Heat a good splash of olive oil in a frying pan. Shape the cauliflower mixture into 12 patties, and gently fry in batches for three minutes on each side, until golden – you may need to add a little more oil to the pan each time you fry a batch. Lift the fritters gently from the pan on to kitchen paper.

Wipe the pan clean and add more olive oil. Heat the oil over a medium heat, add the capers and fry until crisp. Serve the fritters with the capers, a scattering of herbs and a crisp, lemony salad.

Panch phoran yoghurt-baked cauliflower

Anna Jones’ panch phoran yoghurt-baked cauliflower



Anna Jones’ panch phoran yoghurt-baked cauliflower.

If you haven’t had panch phoran (translated as five spices) before, it’s a brilliant, flavour-packed blend of spices, which I keep a jar of close to hand for dishes such as this. You can buy it ready-mixed in spice shops and Indian grocers, but I’ve included a recipe to make your own, too. Vegans could use a non-dairy yoghurt here (I recommend a coconut one).

Prep 20 min
Cook 1 hr 10 min
Serves 4

For the panch phoran
1 tsp fenugreek
1 tsp black mustard seeds
1 tsp fennel seeds
1 tsp nigella seeds
1 tsp cumin seeds

For the cauliflower
100ml Greek yoghurt
2 tbsp lemon juice
1 tbsp olive oil
1 thumb-sized knob ginger, grated
1 tsp salt
1 cauliflower
Rice, coriander leaves and mango chutney, to serve

Heat the oven to 190C (170C fan)/375F/gas 5. Toast the spices in a pan over a medium heat, until the mustard seeds start to pop and it all smells fragrant. Tip into a mortar and crush roughly. Mix three teaspoons of the spice mix with the yoghurt, lemon juice, oil, ginger and salt. Save the rest of the spices in an airtight jar for another time.

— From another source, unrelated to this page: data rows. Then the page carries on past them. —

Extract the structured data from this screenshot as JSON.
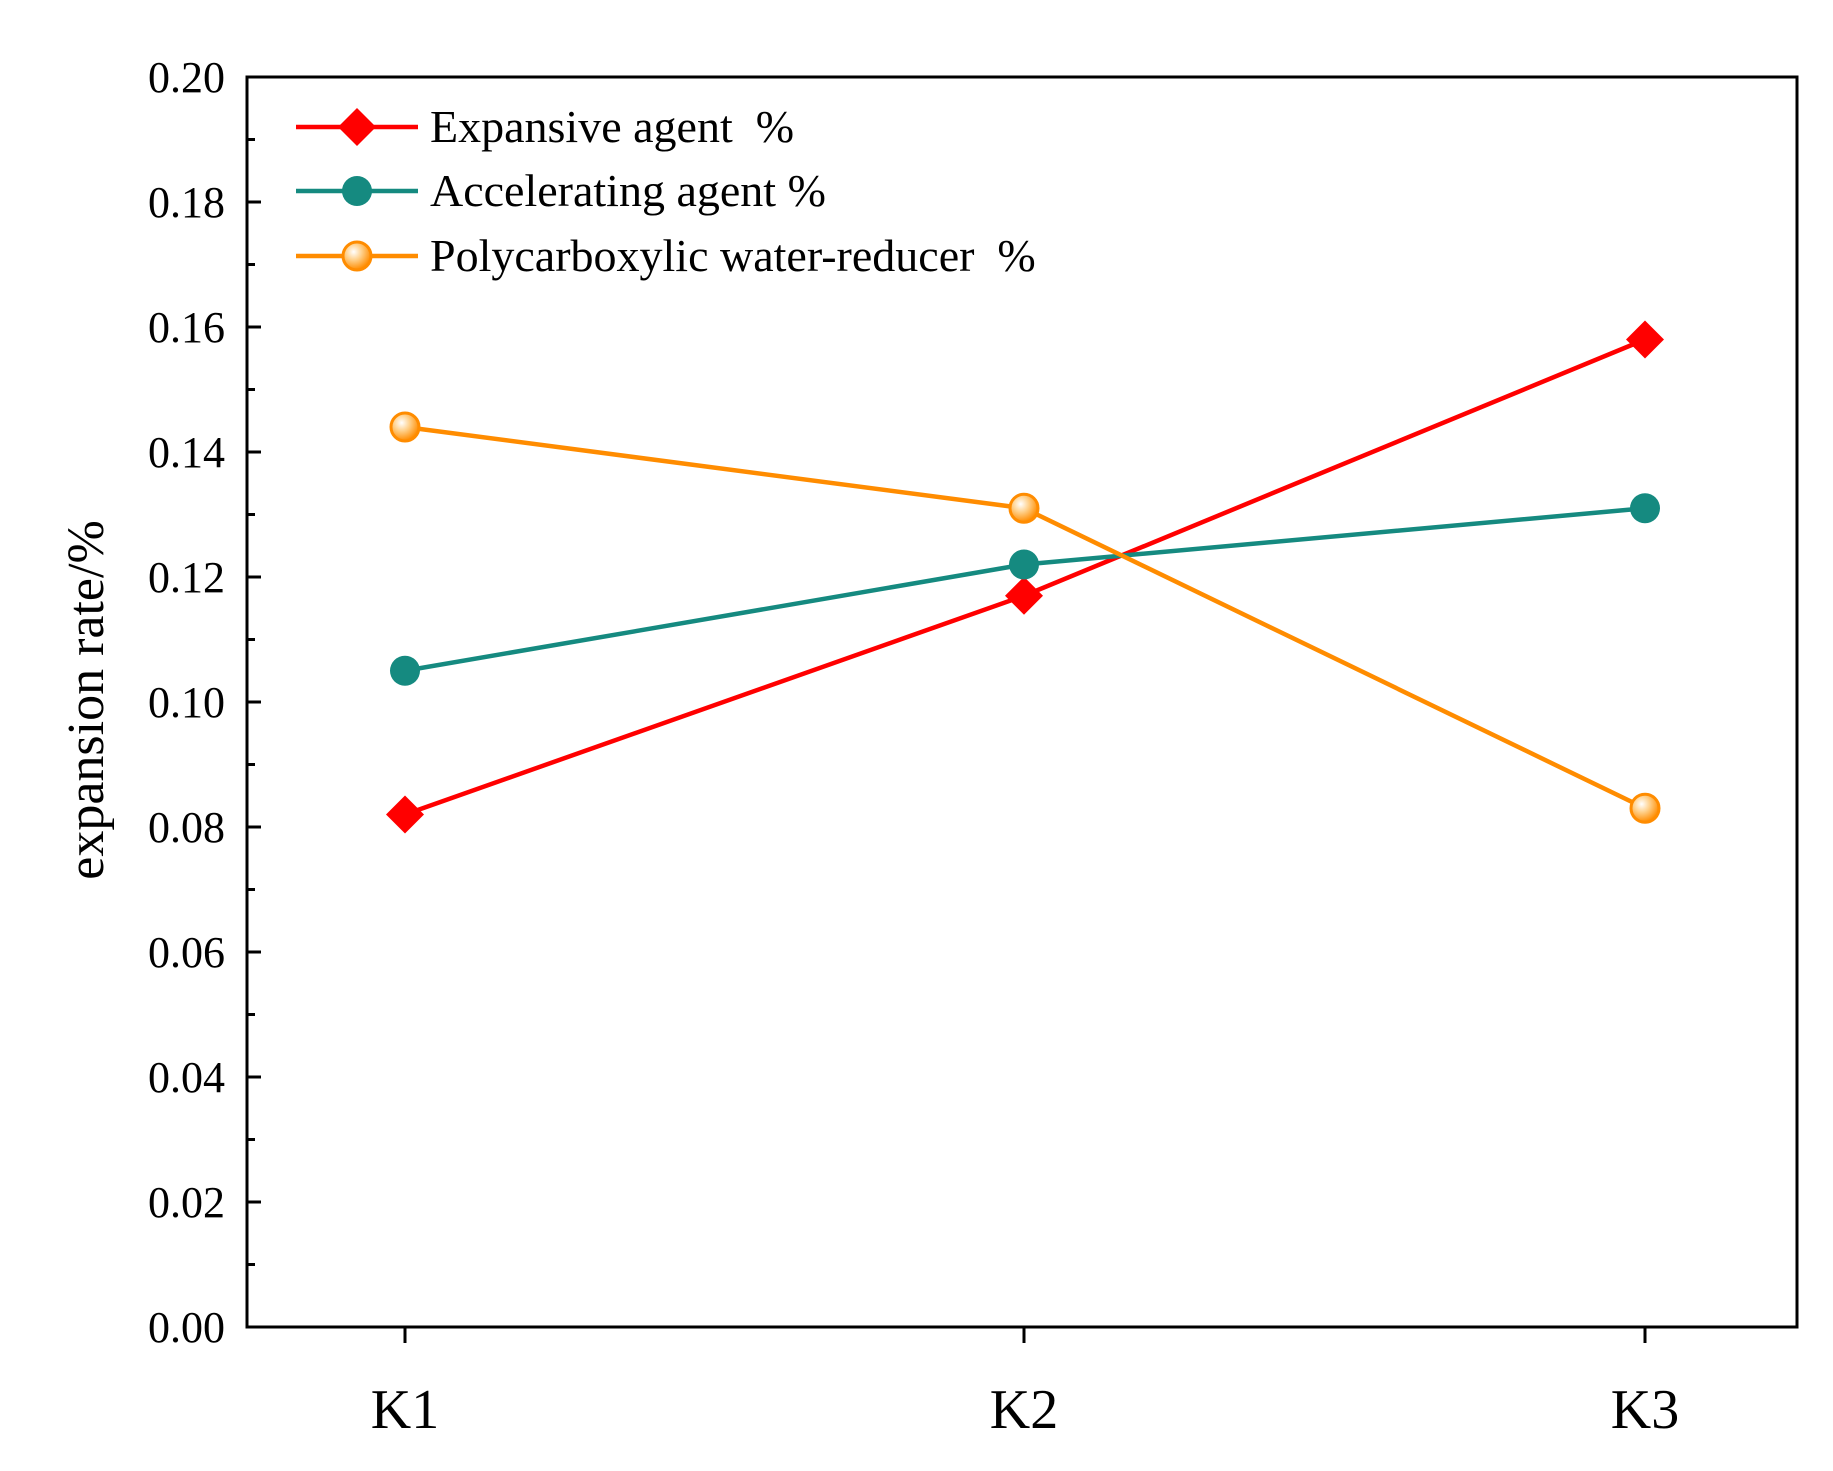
{
  "chart_data": {
    "type": "line",
    "title": "",
    "xlabel": "",
    "ylabel": "expansion rate/%",
    "categories": [
      "K1",
      "K2",
      "K3"
    ],
    "ylim": [
      0,
      0.2
    ],
    "yticks": [
      "0.00",
      "0.02",
      "0.04",
      "0.06",
      "0.08",
      "0.10",
      "0.12",
      "0.14",
      "0.16",
      "0.18",
      "0.20"
    ],
    "grid": false,
    "legend": "top-left",
    "series": [
      {
        "name": "Expansive agent  %",
        "marker": "diamond",
        "color": "#ff0000",
        "values": [
          0.082,
          0.117,
          0.158
        ]
      },
      {
        "name": "Accelerating agent %",
        "marker": "circle",
        "color": "#158a80",
        "values": [
          0.105,
          0.122,
          0.131
        ]
      },
      {
        "name": "Polycarboxylic water-reducer  %",
        "marker": "circle-hollow",
        "color": "#ff8c00",
        "values": [
          0.144,
          0.131,
          0.083
        ]
      }
    ]
  }
}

Remove the leaves from the cauliflower and reserve. Bring a large pan of salted water to a boil and blanch the cauliflower for 10 minutes. Drain and cool slightly.

Rub the cauliflower with the spiced yoghurt and put in a roasting tin. Roast for one hour, until the centre of the cauliflower feels cooked through when pushed with the tip of a knife, and the yoghurt has blackened in places. Scatter the leaves around the cauliflower 20 minutes before the end of cooking and drizzle with oil.

Remove the roasting tray from the oven and cut the cauliflower into quarters. Serve with rice, coriander leaves and mango chutney.